The group is led by John Fox who has retired as Royal Caribbean Cruise Line's head of governmental affairs.
It also includes two chapters of the International Longshoremen's Association and two stevedore companies, whose workers load and unload ships, along with car dealer Norman Braman, one-time owner of American football team Philadelphia Eagles.
Beckham last month unveiled detailed plans for a 25,000-seat waterfront stadium with sweeping views of downtown Miami.
Development of the 14.4ha space would cost about US$200 million (S$250 million) and include shops, hotels and offices that would be connected to the mainland by a pedestrian bridge.
The port's master plan calls for the development of convention, hotel and office space on the same site.
Before Monday's advertisement, only Royal Caribbean, which is headquartered at the port, had come out publicly against Beckham's proposal.
"The plan doesn't interfere with port operations," said Neisen Kasdin, an adviser for the Beckham group.
"It will likely generate more revenue for the port in the shorter term than other concepts that have been discussed."

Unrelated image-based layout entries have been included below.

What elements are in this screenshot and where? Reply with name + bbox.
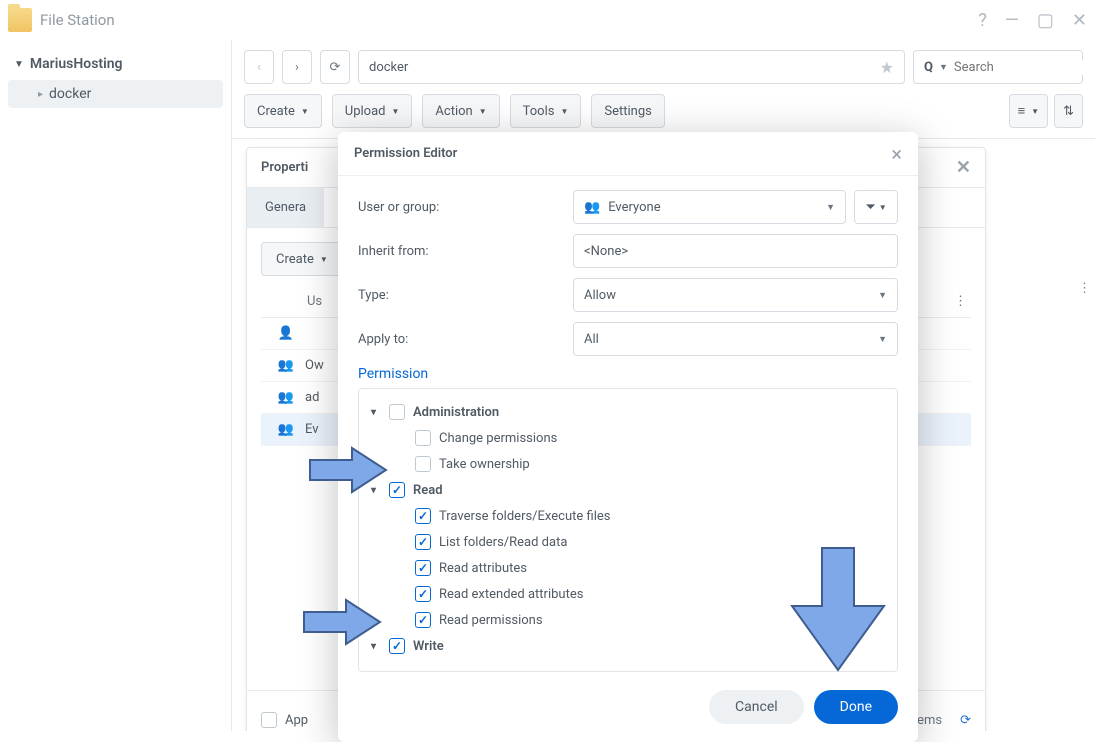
permission-checkbox[interactable] [415,560,431,576]
permission-checkbox[interactable] [415,612,431,628]
create-button[interactable]: Create▼ [244,94,322,128]
app-folder-icon [8,8,32,32]
permission-section-label: Permission [358,366,898,382]
apply-label: App [285,713,308,728]
upload-button[interactable]: Upload▼ [332,94,413,128]
permission-item-label: Change permissions [439,431,557,446]
group-icon: 👥 [277,358,295,373]
permission-checkbox[interactable] [389,638,405,654]
permission-checkbox[interactable] [389,404,405,420]
apply-to-select[interactable]: All▼ [573,322,898,356]
minimize-icon[interactable]: — [1005,10,1019,31]
permission-item-label: Read attributes [439,561,527,576]
permission-item[interactable]: Change permissions [367,425,889,451]
tools-button[interactable]: Tools▼ [510,94,582,128]
path-input[interactable]: docker ★ [358,50,905,84]
refresh-icon[interactable]: ⟳ [960,713,971,728]
permission-item-label: Read permissions [439,613,543,628]
tab-general[interactable]: Genera [247,188,324,227]
annotation-arrow-done [788,544,888,674]
search-dropdown-icon[interactable]: ▼ [939,62,948,73]
app-title: File Station [40,11,115,29]
nav-back-button[interactable]: ‹ [244,50,274,84]
permission-checkbox[interactable] [389,482,405,498]
search-input[interactable] [954,60,1095,75]
permission-checkbox[interactable] [415,456,431,472]
search-icon: Q [924,60,933,75]
column-menu-icon[interactable]: ⋮ [954,294,967,309]
inherit-label: Inherit from: [358,244,573,259]
create-permission-button[interactable]: Create▼ [261,242,343,276]
sidebar-root-label: MariusHosting [30,56,123,72]
group-icon: 👥 [277,390,295,405]
action-button[interactable]: Action▼ [422,94,499,128]
annotation-arrow-write [302,598,382,646]
permission-group-label: Administration [413,405,499,420]
permission-item-label: Take ownership [439,457,530,472]
permission-item-label: List folders/Read data [439,535,567,550]
properties-title: Properti [261,160,308,175]
sidebar-root[interactable]: ▼ MariusHosting [0,50,231,78]
permission-checkbox[interactable] [415,508,431,524]
caret-icon: ▾ [371,407,381,418]
permission-item[interactable]: Traverse folders/Execute files [367,503,889,529]
close-icon[interactable]: ✕ [1072,10,1087,31]
permission-group[interactable]: ▾Read [367,477,889,503]
permission-item[interactable]: Take ownership [367,451,889,477]
person-icon: 👤 [277,326,295,341]
inherit-input[interactable]: <None> [573,234,898,268]
permission-checkbox[interactable] [415,586,431,602]
permission-checkbox[interactable] [415,534,431,550]
caret-right-icon: ▸ [38,89,43,100]
user-group-label: User or group: [358,200,573,215]
group-icon: 👥 [277,422,295,437]
type-select[interactable]: Allow▼ [573,278,898,312]
caret-down-icon: ▼ [14,59,24,70]
properties-close-icon[interactable]: ✕ [956,157,971,178]
apply-checkbox[interactable] [261,712,277,728]
permission-group-label: Write [413,639,444,654]
cancel-button[interactable]: Cancel [709,690,804,724]
done-button[interactable]: Done [814,690,898,724]
favorite-star-icon[interactable]: ★ [880,58,894,77]
sidebar-item-docker[interactable]: ▸ docker [8,80,223,108]
permission-item-label: Traverse folders/Execute files [439,509,610,524]
sort-button[interactable]: ⇅ [1054,94,1083,128]
dialog-title: Permission Editor [354,146,457,161]
maximize-icon[interactable]: ▢ [1037,10,1054,31]
refresh-button[interactable]: ⟳ [320,50,350,84]
path-value: docker [369,60,408,75]
settings-button[interactable]: Settings [591,94,664,128]
filter-button[interactable]: ⏷▼ [854,190,898,224]
nav-forward-button[interactable]: › [282,50,312,84]
user-group-select[interactable]: 👥 Everyone ▼ [573,190,846,224]
type-label: Type: [358,288,573,303]
permission-group[interactable]: ▾ Administration [367,399,889,425]
apply-to-label: Apply to: [358,332,573,347]
permission-item-label: Read extended attributes [439,587,583,602]
sidebar-item-label: docker [49,86,91,102]
help-icon[interactable]: ? [978,10,987,31]
overflow-menu-icon[interactable]: ⋮ [1078,281,1091,296]
group-icon: 👥 [584,200,600,215]
column-header-user: Us [307,294,322,309]
search-box[interactable]: Q ▼ [913,50,1083,84]
dialog-close-icon[interactable]: × [891,142,902,166]
annotation-arrow-read [308,446,388,494]
view-list-button[interactable]: ≡ ▼ [1009,94,1049,128]
funnel-icon: ⏷ [865,200,875,215]
permission-checkbox[interactable] [415,430,431,446]
permission-group-label: Read [413,483,443,498]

Yet, a growing list of opponents noted that a stadium would jeopardise Miami's aspiration of becoming a more attractive choice for global shippers looking to distribute goods to the American market.
"There are plenty of other places for the stadium to be," Braman said in a telephone interview.
Miami officials hope the port's short distance from the Panama Canal, as well as US$2 billion of planned infrastructure upgrades, including cranes to unload the ships and a US$1 billion tunnel connecting the port to major highways, will increase its appeal.